Секретарь германского посольства в Петербурге, приехавший в Берлин в начале января 1904 г., рассказывал, что «все» в Петербурге «испытывают великий страх перед войной с Японией и надеются избежать ее на основе уступки ей Кореи. Там не только чувствуют себя неравными японцам на море, но и на суше должно пройти еще много месяцев, пока будут закончены все потребные вооружения. Если бы, несмотря на это, взяли верх воинственные перспективы, то это нужно было бы приписать особенно единственно решающему, как в этом, так и во всех других тамошних вопросах, фактору царю. Маньчжурия представляет для его величества некое noli me tangere («не тронь меня») и предмет его излюбленной и личной политики, и потому не исключено, что, если бы Япония стала настаивать относительно Маньчжурии на известных экономико-политических требованиях, то царь даже вопреки совету своих министров решился бы на войну».441
Такова была петербургская конъюнктура накануне маньчжурской «уступки», сделанной Николаем 15/28 декабря 1903 г.
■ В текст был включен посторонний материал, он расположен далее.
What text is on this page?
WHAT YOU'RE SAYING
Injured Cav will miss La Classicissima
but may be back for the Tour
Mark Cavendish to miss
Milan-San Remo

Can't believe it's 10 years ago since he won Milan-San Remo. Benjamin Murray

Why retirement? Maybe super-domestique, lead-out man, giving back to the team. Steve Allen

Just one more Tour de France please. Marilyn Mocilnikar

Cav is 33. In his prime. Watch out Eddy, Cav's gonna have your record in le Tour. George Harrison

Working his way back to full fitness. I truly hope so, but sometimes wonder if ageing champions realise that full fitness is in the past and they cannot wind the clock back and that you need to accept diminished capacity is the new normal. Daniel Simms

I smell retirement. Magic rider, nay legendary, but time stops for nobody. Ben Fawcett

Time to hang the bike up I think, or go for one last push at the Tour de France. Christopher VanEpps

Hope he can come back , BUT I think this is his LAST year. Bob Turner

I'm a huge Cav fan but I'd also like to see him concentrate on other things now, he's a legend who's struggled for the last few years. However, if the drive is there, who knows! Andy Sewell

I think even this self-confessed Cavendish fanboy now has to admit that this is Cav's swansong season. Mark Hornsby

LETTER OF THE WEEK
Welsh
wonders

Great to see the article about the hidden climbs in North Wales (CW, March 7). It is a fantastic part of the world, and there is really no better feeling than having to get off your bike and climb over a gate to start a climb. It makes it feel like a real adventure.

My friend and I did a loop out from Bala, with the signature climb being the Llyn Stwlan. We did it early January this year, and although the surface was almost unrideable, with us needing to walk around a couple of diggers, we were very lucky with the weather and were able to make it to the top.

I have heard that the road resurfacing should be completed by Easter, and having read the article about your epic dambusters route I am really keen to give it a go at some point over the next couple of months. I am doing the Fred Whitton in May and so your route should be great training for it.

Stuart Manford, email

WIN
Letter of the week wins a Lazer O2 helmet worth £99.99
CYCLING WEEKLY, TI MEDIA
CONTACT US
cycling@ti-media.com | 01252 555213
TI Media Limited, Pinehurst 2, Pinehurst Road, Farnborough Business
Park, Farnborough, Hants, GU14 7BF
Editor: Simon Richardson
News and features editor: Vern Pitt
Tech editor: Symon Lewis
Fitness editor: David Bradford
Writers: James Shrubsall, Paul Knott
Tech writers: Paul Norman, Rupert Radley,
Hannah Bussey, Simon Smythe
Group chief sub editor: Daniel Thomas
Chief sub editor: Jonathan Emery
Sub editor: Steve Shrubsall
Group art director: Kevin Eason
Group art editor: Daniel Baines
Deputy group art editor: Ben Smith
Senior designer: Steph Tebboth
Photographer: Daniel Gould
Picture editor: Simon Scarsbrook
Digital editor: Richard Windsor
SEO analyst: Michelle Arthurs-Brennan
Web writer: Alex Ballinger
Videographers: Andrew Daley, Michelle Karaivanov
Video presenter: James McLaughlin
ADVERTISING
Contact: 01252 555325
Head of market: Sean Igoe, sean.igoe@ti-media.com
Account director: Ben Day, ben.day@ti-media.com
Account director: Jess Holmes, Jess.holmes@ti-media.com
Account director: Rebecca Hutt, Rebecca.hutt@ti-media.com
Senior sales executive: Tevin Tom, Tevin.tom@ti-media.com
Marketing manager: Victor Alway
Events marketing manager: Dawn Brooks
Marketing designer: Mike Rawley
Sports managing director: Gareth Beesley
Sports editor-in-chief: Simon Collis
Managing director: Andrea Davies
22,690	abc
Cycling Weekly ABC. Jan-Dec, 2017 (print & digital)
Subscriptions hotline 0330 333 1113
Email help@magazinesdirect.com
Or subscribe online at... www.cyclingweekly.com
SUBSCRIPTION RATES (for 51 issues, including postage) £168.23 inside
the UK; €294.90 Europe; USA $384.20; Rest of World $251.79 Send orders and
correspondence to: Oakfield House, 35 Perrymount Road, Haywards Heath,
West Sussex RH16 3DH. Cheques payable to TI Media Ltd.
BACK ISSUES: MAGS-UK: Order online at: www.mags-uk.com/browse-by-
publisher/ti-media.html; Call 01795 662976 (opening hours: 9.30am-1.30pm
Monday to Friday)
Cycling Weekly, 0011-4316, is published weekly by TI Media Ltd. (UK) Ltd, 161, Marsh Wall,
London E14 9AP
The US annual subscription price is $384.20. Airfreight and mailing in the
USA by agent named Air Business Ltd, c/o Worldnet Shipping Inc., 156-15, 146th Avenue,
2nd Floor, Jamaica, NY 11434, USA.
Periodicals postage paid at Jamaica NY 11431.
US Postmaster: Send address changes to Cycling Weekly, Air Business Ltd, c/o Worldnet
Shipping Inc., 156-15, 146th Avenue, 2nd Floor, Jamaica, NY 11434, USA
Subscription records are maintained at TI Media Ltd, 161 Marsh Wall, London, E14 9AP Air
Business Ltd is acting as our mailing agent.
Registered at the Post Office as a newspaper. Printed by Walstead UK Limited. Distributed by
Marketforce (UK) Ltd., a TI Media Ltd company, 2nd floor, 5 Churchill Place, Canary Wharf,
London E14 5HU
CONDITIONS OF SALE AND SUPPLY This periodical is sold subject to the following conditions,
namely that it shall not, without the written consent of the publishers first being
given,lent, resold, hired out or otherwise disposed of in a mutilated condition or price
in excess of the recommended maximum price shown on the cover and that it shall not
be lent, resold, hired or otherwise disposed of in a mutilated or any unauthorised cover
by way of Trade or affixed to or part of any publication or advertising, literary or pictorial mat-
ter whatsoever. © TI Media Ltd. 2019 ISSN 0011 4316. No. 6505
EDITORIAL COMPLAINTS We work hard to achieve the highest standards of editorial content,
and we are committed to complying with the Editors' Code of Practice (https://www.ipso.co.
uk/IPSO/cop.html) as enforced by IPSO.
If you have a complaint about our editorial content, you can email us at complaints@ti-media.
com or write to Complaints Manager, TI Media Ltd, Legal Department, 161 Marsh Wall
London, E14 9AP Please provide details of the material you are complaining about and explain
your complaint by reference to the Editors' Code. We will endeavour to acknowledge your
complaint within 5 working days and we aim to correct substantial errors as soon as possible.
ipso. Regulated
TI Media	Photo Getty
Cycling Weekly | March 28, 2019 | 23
В первоначальном, еще августовском, проекте ответа «статья о Маньчжурии» «была вычеркнута» самим Николаем.442 Когда он понял, что стоит перед «риском войны», и: именно так сам поставил вопрос в совещании 28 декабря: («что лучше: итти на риск войны или продолжать уступчивость?»), Ламсдорф всячески пытался получить от него более определенные указания «чего же мы хотим в Маньчжурии». Ламсдорф обещал «добиться решения маньчжурского вопроса в нашу пользу», «но надо знать, чего добиваться». Дядя Алексей стыдил племянника: «в вопросе маньчжурском мы играем роль собаки на сене: сами не пользуемся и другим дать не хотим». Куропаткин также твердил: «надо главное твердо выяснить, что мы хотим в Маньчжурии, и то, что мы решим, отстаивать твердо». Когда к концу совещания Ламсдорф еще раз напомнил, «что по Маньчжурии мы никогда не пришли к окончательному результату», Николай просто сказал: «да». Когда Куропаткин попробовал указать на «выгодность при данной обстановке присоединить северную Маньчжурию», Николай не дал согласия на голую аннексию и «возразил», «что управление населением надо оставить в руках китайцев».443 И по существу вопрос так и не сдвинулся с точки.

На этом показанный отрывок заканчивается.